En 2010, el periodista Carlos Dada hizo varias entrevistas al capitán Álvaro Rafael Saravia, que se encuentra en paradero desconocido. Reclutado por D’Aubuisson para colaborar en el “frente anticomunista”, el capitán Saravia participó en el asesinato de monseñor Romero: según confesó, él “consiguió las armas, el vehículo, el matón y el plan” y luego “pagó al hombre que disparó” (El Faro, 22-3-2010).
Romero había luchado casi solo en medio de un Episcopado timorato mientras EE.UU.apoyaba con ingentes sumas de dólares al Gobierno salvadoreño y a su Ejército para, en alianza con la oligarquía local, atentar contra la ciudadanía indefensa y terminar con la Iglesia de los pobres y con la teología de la liberación.
Como dice Tamayo, “tras su asesinato martirial, se hizo un largo silencio –en muchos casos acusatorio– sobre Mons. Romero en la Iglesia institucional salvadoreña, el Vaticano y los sectores políticos conservadores del país. Silencio que contrastó con el reconocimiento de su compromiso con los pobres y de su santidad martirial por parte del pueblo salvadoreño, de las comunidades de base y de la teología de la liberación”.
San Romero no es un santo al estilo usual. Ejemplo de ciudadanía activa, fue un pedagogo popular y conciencia crítica del poder, defensor de los derechos humanos, comprometido en la lucha por la paz y justicia, desde la no violencia activa, al estilo de Gandhi y Martin Luther King.

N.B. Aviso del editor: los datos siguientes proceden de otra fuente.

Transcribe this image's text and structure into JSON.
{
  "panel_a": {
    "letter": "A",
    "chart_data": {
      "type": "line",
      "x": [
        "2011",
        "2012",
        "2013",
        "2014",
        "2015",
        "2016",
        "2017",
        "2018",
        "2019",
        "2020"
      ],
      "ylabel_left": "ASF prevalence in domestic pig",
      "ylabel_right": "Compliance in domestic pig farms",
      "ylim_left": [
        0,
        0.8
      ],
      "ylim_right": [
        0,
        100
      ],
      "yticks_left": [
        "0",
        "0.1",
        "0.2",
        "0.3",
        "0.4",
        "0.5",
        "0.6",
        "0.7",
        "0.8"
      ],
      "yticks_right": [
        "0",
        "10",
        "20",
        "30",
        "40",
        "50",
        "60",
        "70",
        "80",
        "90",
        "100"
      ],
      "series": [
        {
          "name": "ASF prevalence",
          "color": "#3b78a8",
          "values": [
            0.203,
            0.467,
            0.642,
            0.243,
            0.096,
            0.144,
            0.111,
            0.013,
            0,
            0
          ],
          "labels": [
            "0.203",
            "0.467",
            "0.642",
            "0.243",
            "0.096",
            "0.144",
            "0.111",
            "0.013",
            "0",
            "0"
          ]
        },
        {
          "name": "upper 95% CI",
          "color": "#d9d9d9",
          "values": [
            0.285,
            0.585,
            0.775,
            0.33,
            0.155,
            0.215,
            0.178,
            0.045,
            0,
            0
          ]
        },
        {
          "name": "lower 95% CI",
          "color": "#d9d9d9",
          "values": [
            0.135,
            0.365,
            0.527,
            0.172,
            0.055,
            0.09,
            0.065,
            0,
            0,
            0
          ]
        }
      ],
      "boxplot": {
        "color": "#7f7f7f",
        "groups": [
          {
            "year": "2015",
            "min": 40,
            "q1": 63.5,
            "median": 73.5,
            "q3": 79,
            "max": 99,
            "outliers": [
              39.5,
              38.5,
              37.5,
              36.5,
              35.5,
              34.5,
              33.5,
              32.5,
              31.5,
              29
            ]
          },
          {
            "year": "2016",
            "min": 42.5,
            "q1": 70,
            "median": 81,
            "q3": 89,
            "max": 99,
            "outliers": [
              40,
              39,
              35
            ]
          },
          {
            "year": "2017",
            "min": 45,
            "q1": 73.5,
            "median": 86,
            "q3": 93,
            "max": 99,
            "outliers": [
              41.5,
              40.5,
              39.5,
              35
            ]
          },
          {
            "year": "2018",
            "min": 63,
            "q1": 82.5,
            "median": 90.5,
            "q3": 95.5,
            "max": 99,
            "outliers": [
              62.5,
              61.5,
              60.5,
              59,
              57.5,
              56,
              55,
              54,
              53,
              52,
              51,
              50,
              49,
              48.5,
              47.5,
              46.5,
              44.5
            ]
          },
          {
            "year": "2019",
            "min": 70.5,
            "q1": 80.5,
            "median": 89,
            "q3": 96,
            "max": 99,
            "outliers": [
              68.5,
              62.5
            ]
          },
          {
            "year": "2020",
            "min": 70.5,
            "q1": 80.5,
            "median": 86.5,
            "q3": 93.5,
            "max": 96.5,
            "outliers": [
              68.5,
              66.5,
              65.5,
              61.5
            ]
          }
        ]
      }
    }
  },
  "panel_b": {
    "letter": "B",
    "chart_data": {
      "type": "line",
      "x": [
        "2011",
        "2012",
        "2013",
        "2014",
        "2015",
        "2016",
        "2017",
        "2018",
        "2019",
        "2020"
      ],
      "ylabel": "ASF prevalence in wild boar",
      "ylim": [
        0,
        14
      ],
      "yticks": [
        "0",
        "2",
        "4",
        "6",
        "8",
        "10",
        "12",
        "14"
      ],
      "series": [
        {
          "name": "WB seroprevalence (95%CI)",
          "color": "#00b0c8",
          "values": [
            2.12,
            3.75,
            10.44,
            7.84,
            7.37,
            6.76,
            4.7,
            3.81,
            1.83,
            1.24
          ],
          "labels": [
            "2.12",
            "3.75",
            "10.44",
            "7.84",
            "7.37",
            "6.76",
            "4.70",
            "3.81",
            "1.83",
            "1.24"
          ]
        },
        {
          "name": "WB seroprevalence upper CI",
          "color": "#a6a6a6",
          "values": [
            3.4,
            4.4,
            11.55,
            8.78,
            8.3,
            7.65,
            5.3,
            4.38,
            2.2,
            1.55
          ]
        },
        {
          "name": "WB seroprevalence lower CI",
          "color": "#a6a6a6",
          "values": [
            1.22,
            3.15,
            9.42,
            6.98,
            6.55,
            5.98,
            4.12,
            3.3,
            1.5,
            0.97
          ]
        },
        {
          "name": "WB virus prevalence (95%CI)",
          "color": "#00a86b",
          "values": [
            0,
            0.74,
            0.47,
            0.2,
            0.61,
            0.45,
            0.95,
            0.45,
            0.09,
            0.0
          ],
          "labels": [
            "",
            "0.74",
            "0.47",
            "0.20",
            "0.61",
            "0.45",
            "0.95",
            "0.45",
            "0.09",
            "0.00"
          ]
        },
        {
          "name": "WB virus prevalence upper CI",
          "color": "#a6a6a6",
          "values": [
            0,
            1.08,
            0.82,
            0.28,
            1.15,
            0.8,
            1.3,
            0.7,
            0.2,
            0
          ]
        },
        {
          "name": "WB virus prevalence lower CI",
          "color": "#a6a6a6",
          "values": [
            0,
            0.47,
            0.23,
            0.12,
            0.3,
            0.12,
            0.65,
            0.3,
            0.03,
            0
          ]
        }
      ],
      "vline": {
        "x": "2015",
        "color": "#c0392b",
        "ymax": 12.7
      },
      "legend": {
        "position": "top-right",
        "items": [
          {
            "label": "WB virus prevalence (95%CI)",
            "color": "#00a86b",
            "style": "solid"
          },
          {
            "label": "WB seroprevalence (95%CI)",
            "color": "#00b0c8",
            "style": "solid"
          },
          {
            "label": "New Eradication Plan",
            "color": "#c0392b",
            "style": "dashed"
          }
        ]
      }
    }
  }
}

Y, como lo dirá hoy el Papa, mártir del cristianismo liberador”. Hasta aquí el artículo de Gonzalo Ortíz.
Monseñor Romero fue asesinado el 24 de marzo de 1980 por un escuadrón de la muerte, mientras oficiaba una misa en el hospital de la Divina Providencia en la colonia Miramonte, en San Salvador. Fue canonizado por el papa Francisco el 14 de octubre de 2018.